Ergodic behavior of products of random positive operators
Maxime Ligonnière
TL;DR
The paper develops an ergodic theory for products of random positive operators acting on signed measures in infinite-dimensional spaces, extending classical finite-dimensional results to non-conservative, non-compact settings. It introduces an inhomogeneous Doeblin contraction via auxiliary Markov operators to obtain a geometric decomposition $\mu M_{0,n} \simeq \mu(h) r_n \pi_n$ with a random Lyapunov exponent $\lambda$ governing the growth of $r_n$, and a weakly converging sequence of random probability measures $\pi_n$ to a limit $\Lambda$. In the i.i.d. case, it links $\lambda$ to an average over $\Lambda$ and characterizes oscillations when $\lambda=0$ (with a Null-Homology caveat). The framework is applied to infinite Leslie matrices, yielding practical conditions for population dynamics models with infinitely many types and illustrating both the reach and limitations of the approach. These results provide a foundation for analyzing MGWRE and other infinite-type population processes under random environmental fluctuations.
Abstract
This article is devoted to the study of products of random operators of the form $M_{0,n}=M_0\cdots M_{n-1}$, where $(M_{n})_{n\in\mathbb{N}}$ is an ergodic sequence of positive operators on the space of signed measures on a space $\mathbb{X}$. Under suitable conditions, in particular, a Doeblin-type minoration suited for non conservative operators, we obtain asymptotic results of the form \[ μM_{0,n} \simeq μ(\tilde{h}) r_n π_n,\] where $\tilde{h}$ is a random bounded function, $(r_n)_{n\geq 0}$ is a random non negative sequence and $π_n$ is a random probability measure on $\mathbb{X}$. Moreover, $\tilde{h}$, $(r_n)$ and $π_n$ do not depend on the choice of the measure $μ$. We prove additionally that $n^{-1} \log (r_n)$ converges almost surely to the Lyapunov exponent $λ$ of the process $(M_{0,n})_{n\geq 0}$ and that the sequence of random probability measures $(π_n)$ converges weakly towards a random probability measure.
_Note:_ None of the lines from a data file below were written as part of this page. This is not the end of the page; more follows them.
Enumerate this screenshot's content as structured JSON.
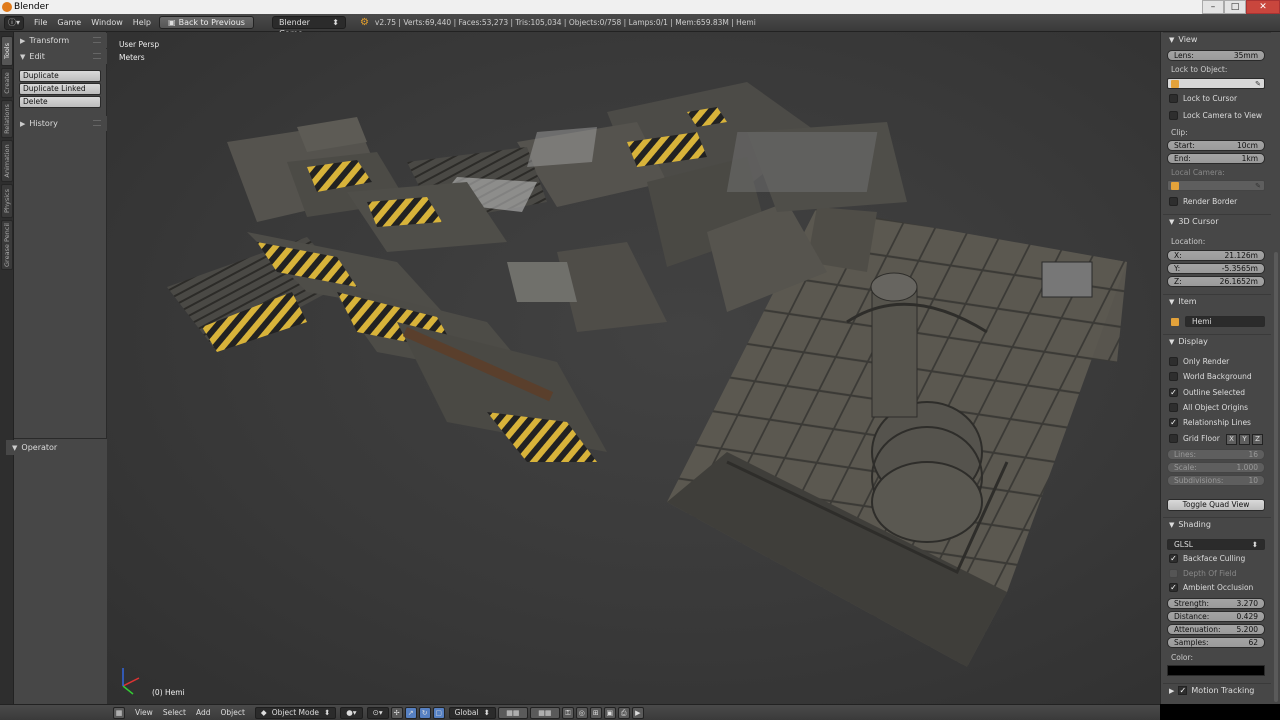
{
  "window": {
    "title": "Blender",
    "minimize": "–",
    "maximize": "□",
    "close": "✕"
  },
  "info_header": {
    "editor_icon": "i-icon",
    "menus": [
      "File",
      "Game",
      "Window",
      "Help"
    ],
    "back_button": "Back to Previous",
    "engine": "Blender Game",
    "stats": "v2.75 | Verts:69,440 | Faces:53,273 | Tris:105,034 | Objects:0/758 | Lamps:0/1 | Mem:659.83M | Hemi"
  },
  "tab_strip": [
    "Tools",
    "Create",
    "Relations",
    "Animation",
    "Physics",
    "Grease Pencil"
  ],
  "tool_shelf": {
    "transform_label": "Transform",
    "edit_label": "Edit",
    "buttons": [
      "Duplicate",
      "Duplicate Linked",
      "Delete"
    ],
    "history_label": "History",
    "operator_label": "Operator"
  },
  "viewport": {
    "view_name": "User Persp",
    "units": "Meters",
    "object_label": "(0) Hemi",
    "accent_yellow": "#d8b33a",
    "floor_color": "#5b5850"
  },
  "bottom_header": {
    "menus": [
      "View",
      "Select",
      "Add",
      "Object"
    ],
    "mode": "Object Mode",
    "orientation": "Global"
  },
  "properties": {
    "view": {
      "header": "View",
      "lens_label": "Lens:",
      "lens_value": "35mm",
      "lock_to_object": "Lock to Object:",
      "lock_to_cursor": "Lock to Cursor",
      "lock_camera": "Lock Camera to View",
      "clip_label": "Clip:",
      "start_label": "Start:",
      "start_value": "10cm",
      "end_label": "End:",
      "end_value": "1km",
      "local_camera": "Local Camera:",
      "render_border": "Render Border"
    },
    "cursor": {
      "header": "3D Cursor",
      "location_label": "Location:",
      "x_label": "X:",
      "x_value": "21.126m",
      "y_label": "Y:",
      "y_value": "-5.3565m",
      "z_label": "Z:",
      "z_value": "26.1652m"
    },
    "item": {
      "header": "Item",
      "name": "Hemi"
    },
    "display": {
      "header": "Display",
      "only_render": "Only Render",
      "world_background": "World Background",
      "outline_selected": "Outline Selected",
      "all_object_origins": "All Object Origins",
      "relationship_lines": "Relationship Lines",
      "grid_floor": "Grid Floor",
      "axis_x": "X",
      "axis_y": "Y",
      "axis_z": "Z",
      "lines_label": "Lines:",
      "lines_value": "16",
      "scale_label": "Scale:",
      "scale_value": "1.000",
      "subdivisions_label": "Subdivisions:",
      "subdivisions_value": "10",
      "toggle_quad_view": "Toggle Quad View"
    },
    "shading": {
      "header": "Shading",
      "mode": "GLSL",
      "backface_culling": "Backface Culling",
      "depth_of_field": "Depth Of Field",
      "ambient_occlusion": "Ambient Occlusion",
      "strength_label": "Strength:",
      "strength_value": "3.270",
      "distance_label": "Distance:",
      "distance_value": "0.429",
      "attenuation_label": "Attenuation:",
      "attenuation_value": "5.200",
      "samples_label": "Samples:",
      "samples_value": "62",
      "color_label": "Color:",
      "color_value": "#000000"
    },
    "motion_tracking": {
      "header": "Motion Tracking"
    }
  }
}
These results are analogous to previous estimates from Hennion in the case of $d\times d$ matrices, that were obtained with different techniques, based on a projective contraction in Hilbert distance. In the case where the sequence $(M_n)$ is i.i.d, we additionally exhibit an expression of the Lyapunov exponent $λ$ as an integral with respect to the weak limit of the sequence of random probability measures $(π_n)$ and exhibit an oscillation behavior of $r_n$ when $λ=0$. We provide a detailed comparison of our assumptions with the ones of Hennion and present some example of applications of our results, in particular in the field of population dynamics.